Fig. 1a eine schematische perspektivische Ansicht einer Ausführungsform der erfindungsgemässen Knochenfixationsvorrichtung;

Fig. 1b eine schematische Darstellung der zu den Klemmflächen korrespondierenden Ebenen;

Fig. 2 eine perspektivische Ansicht einer Ausführungsform des erfindungsgemässen Implantates zur Fixation von Knochen;

Fig. 3 eine perspektivische Ansicht einer weiteren Ausführungsform des erfindungsgemässen Implantates zur Fixation von Knochen;

Fig. 4A eine schematische Darstellung einer Ausführungsform der erfindungsgemässen Knochenplatte;

Fig. 4B eine schematische Darstellung einer weiteren Ausführungsform der erfindungsgemässen Knochenplatte;

Fig. 4C eine schematische Darstellung wiederum einer weiteren Ausführungsform der erfindungsgemässen Knochenplatte;

Fig. 5A - 5E schematische Darstellungen der Fixationssektoren der endostalen Fixationselemente in der axialen Ebene des Schienbeinkopfes;

Fig. 6 eine schematische Darstellung der Fixationssektoren der endostalen Fixationselemente in der sagittalen Ebene;

Fig. 7A - 7E schematische perspektivische Darstellungen von verschiedenen Ausführungsformen des Fixationsmechanismus zwischen der Knochenplatte und dem Marknagel der erfindungsgemässen Knochenfixationsvorrichtung; und

Fig. 8 eine Explosionsdarstellung einer weiteren Ausführungsform des erfindungsgemässen Implantates.

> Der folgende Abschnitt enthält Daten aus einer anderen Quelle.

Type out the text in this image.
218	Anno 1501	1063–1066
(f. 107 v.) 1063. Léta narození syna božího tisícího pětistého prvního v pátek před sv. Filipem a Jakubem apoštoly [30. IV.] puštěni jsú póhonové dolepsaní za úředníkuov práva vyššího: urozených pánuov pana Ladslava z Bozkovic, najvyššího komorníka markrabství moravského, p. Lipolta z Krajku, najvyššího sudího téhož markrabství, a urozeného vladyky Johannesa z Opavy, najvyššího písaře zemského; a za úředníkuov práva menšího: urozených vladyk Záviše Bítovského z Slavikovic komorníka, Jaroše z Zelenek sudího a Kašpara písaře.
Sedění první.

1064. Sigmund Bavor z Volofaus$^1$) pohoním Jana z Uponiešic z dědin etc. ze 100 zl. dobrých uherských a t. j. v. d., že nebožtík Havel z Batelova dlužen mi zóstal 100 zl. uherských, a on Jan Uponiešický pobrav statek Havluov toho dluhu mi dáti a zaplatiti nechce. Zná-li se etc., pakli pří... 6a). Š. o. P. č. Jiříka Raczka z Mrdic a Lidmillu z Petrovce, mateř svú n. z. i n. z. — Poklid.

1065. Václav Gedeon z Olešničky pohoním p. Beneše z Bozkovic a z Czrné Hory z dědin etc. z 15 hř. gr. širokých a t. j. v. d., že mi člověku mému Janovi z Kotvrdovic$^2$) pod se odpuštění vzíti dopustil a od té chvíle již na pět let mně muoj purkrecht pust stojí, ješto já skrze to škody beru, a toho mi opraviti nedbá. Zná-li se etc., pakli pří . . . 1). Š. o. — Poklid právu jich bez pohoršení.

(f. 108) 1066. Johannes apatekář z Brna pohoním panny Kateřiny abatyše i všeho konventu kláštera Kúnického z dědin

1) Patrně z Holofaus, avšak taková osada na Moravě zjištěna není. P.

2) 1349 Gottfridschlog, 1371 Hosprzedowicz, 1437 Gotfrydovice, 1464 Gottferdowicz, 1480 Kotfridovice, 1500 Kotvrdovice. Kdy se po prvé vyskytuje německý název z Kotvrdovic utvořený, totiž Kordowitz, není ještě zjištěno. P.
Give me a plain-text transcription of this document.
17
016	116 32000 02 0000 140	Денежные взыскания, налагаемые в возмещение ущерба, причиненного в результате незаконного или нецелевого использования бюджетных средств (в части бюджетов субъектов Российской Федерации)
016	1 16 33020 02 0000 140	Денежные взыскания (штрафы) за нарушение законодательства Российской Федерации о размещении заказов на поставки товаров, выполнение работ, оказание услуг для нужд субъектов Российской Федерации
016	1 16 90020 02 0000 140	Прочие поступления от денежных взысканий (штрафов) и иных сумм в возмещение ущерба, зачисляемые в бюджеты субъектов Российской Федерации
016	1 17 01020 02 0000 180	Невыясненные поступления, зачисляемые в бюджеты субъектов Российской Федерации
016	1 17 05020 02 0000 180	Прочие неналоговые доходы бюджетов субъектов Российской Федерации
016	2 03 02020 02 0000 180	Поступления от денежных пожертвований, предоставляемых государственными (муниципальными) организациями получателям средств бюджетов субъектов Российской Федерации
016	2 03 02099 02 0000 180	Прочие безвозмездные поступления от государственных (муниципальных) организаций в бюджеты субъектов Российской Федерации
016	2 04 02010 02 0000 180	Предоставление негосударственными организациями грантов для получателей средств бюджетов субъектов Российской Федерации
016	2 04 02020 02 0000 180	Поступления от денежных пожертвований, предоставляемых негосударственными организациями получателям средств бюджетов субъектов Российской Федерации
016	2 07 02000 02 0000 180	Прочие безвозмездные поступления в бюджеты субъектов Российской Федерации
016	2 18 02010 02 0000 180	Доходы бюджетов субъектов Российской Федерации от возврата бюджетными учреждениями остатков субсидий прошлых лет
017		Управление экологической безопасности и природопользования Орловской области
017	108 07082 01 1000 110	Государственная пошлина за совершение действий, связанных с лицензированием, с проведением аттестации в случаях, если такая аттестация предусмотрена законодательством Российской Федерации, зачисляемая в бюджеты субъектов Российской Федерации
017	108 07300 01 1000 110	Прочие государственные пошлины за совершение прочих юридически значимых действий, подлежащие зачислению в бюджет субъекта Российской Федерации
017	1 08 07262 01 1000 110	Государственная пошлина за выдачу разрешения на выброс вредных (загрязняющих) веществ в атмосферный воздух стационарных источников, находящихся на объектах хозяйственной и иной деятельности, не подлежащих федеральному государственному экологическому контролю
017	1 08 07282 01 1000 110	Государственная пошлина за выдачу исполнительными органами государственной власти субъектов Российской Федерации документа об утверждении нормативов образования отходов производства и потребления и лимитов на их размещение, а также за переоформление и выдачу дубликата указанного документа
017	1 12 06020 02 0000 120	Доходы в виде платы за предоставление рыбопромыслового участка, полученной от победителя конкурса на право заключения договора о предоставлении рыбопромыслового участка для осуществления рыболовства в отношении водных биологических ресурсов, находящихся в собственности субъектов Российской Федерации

In Fig. 1a ist eine Ausführungsform der Knochenfixationsvorrichtung mit einem Marknagel 1 einer Knochenplatte 10 und einem Kompressionsmechanismus 9 zur Fixierung der Knochenplatte 10 am Marknagel 1. Der Marknagel 1 umfasst ein distales Endteil 2, ein proximales Endteil 3, eine Zentrallinie 4 und eine im proximalen Endteil 3 quer zur Zentrallinie 4 verlaufende, als Lager für eine Drehachse geeignete Bohrung 5 mit der Bohrungsachse 6. Die Knochenplatte 10 weist eine Oberseite 11 und eine für den Knochenkontakt bestimmte Unterseite 12 auf und umfasst eine im zentralen Teil der Knochenplatte 10 untergebrachte, die Oberseite 11 mit der Unterseite 12 verbindende, durchgehende, zentrale Öffnung 13 und mehrere, peripher um die zentrale Öffnung 13 angeordnete, ebenfalls durchgehende Plattenlöcher 14.

Ferner ist am proximalen Endteil 3 des Marknagels 1 eine nagelseitige Klemmfläche 7 ausgebildet, und die Knochenplatte 10 weist eine zur nagelseitigen Klemmfläche 7 korrespondierende plattenseitige Klemmfläche 16 auf, wobei die beiden zueinander korrespondierenden Klemmflächen 7,16 im

ungeklemmten Zustand, d.h. bei gelöster Kompressionsvorrichtung 9 gegeneinander verschiebbar und rotierbar sind und im geklemmten Zustand gegeneinander fixiert sind. In der in Fig. 1a dargestellten Ausführungsform sind die Klemmflächen 7,16 planar ausgebildet. Die nagelseitige Klemmfläche 7 ist im Bereich der Bohrung 5 gelegen während die plattenseitige Klemmfläche 16 durch die Unterseite 12 definiert ist.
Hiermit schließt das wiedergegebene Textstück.